Hundreds of swirls, loops and arches coat human fingers and palms in such a fashion that once someone touches something, they’ve left their signature behind.
Because of bodily fluids secreting through skin pores, the finger or hand leaves an impression on most surfaces. Though sometimes invisible under normal conditions, give Nikoui a chance and he’ll find a print on even the most unlikely of surfaces.
Aluminum foil? Simple.
A sheet of paper? Yeah, that too.
How about a rock? That’s a little more difficult, but it can be done.
But not all prints are created equal. Sometimes you get the impression of an entire finger, other times you get just a tiny portion -- one piece of a jigsaw puzzle.
Once a print is found, analysts photograph it, upload the image to a computer program and then find dozens of markers and patterns that are unique to the print.
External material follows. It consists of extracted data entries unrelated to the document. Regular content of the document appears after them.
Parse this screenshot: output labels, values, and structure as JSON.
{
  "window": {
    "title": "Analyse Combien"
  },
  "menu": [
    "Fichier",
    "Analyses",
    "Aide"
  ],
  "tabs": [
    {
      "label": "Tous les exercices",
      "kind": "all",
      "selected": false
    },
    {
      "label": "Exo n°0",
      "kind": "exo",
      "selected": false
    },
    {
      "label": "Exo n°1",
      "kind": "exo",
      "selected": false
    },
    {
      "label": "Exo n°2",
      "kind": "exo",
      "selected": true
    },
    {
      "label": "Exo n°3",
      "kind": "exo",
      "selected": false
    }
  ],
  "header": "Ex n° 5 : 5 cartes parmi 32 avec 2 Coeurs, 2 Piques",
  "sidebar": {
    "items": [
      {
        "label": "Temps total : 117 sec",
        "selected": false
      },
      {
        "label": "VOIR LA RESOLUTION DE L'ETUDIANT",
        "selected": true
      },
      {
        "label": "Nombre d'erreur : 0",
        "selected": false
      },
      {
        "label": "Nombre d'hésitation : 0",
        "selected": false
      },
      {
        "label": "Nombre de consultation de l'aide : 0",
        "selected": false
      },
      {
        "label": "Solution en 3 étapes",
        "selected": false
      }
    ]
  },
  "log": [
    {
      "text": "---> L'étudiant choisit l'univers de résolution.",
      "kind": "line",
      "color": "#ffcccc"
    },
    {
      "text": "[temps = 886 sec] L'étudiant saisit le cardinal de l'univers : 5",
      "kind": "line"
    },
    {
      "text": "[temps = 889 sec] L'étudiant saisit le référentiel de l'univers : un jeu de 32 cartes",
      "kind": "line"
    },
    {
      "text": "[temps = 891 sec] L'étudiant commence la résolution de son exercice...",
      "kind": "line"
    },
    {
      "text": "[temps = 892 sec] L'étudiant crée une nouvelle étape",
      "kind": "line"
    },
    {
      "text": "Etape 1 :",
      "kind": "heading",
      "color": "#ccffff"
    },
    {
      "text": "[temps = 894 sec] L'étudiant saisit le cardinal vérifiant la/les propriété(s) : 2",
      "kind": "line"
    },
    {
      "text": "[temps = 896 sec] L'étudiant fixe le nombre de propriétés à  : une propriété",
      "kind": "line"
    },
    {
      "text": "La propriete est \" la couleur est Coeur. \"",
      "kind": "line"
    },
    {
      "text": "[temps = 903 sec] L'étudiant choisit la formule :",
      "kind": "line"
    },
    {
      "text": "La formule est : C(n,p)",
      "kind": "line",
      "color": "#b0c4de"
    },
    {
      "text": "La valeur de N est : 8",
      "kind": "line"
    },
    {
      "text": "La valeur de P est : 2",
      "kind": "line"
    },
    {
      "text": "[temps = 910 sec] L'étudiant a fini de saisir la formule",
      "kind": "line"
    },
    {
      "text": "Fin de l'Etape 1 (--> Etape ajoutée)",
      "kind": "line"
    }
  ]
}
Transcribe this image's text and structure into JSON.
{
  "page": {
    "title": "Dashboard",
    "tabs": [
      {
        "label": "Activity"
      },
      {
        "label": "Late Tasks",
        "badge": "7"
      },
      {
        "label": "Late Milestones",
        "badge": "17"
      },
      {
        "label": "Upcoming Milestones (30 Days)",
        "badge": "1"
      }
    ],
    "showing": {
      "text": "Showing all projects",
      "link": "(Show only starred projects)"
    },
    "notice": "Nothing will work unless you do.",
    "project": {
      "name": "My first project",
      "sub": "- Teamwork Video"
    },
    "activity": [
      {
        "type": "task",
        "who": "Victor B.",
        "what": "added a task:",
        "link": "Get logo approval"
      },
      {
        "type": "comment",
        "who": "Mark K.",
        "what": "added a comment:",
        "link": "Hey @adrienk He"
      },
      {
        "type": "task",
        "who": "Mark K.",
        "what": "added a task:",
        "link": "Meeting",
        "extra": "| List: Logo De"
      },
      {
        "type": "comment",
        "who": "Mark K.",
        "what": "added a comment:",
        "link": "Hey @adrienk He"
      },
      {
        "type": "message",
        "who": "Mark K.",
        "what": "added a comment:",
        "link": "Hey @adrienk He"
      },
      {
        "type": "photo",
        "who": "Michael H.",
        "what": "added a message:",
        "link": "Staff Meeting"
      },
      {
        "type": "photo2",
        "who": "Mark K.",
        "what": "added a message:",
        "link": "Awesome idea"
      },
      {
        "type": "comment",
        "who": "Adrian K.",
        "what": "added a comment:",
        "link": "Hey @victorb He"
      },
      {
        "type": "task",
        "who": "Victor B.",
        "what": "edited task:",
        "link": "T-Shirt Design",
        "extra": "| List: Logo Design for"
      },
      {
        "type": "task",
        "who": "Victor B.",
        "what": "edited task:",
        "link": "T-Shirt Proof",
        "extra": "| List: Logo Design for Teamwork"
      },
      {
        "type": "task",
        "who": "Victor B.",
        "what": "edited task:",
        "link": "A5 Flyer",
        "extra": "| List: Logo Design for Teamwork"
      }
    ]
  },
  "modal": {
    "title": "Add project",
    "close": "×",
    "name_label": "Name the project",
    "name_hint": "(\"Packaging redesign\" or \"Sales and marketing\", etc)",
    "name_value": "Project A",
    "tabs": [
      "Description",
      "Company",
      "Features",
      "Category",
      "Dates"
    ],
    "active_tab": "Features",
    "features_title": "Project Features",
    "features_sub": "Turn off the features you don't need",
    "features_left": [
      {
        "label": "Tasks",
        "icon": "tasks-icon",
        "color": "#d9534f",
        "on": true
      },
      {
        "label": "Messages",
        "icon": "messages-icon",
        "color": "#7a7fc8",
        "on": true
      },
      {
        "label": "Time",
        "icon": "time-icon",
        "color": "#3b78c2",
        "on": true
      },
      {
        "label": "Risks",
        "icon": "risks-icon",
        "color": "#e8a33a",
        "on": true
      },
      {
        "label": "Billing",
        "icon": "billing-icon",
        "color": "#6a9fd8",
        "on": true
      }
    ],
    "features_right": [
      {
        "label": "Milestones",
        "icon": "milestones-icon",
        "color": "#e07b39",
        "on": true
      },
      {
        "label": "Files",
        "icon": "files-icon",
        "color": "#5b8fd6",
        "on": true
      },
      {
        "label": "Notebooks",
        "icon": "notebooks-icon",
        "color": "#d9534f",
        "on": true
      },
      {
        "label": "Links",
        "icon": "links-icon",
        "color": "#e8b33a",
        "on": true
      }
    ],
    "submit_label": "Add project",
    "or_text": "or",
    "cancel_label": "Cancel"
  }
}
Then it is run through a series of databases -- both local and national -- to find the most likely candidates. Examiners then view the intricacies of the prints and conduct side-by-side comparisons.
“With a fingerprint, I cannot prove innocence or guilt. That is for a jury to decide,” he said. “I can only say if (the print) is theirs or not. If it is, they have to explain why it was there.”
Examiners have to be certain the prints are a match.
“You can’t make assumptions in this field. You’re playing with people’s lives,” he said.
Through the years, Nikoui has attended more than 50 seminars, meetings and classes. And he has testified as an expert in court dozens of times.
In fact, his opinion is so respected that other agencies often ask him to review the work of their own examiners.
The American Dream
From the persecution he escaped in his native Iran to his indirect journey from the darkroom to the crime lab, the road to the top has been an unlikely one for Nikoui.
Now in the twilight of his career, he’s running the Fremont Police Department’s crime lab, which he helped groom from a closet-sized room into a chemistry lab-style setting furnished with some of the industry’s top equipment.
He works with a team of crime scene investigators, all of whom seek his opinion before completing their work. It’s work he finds important and gratifying.
“I’m living the American Dream,” he said. “In no other country would I have been afforded these opportunities.”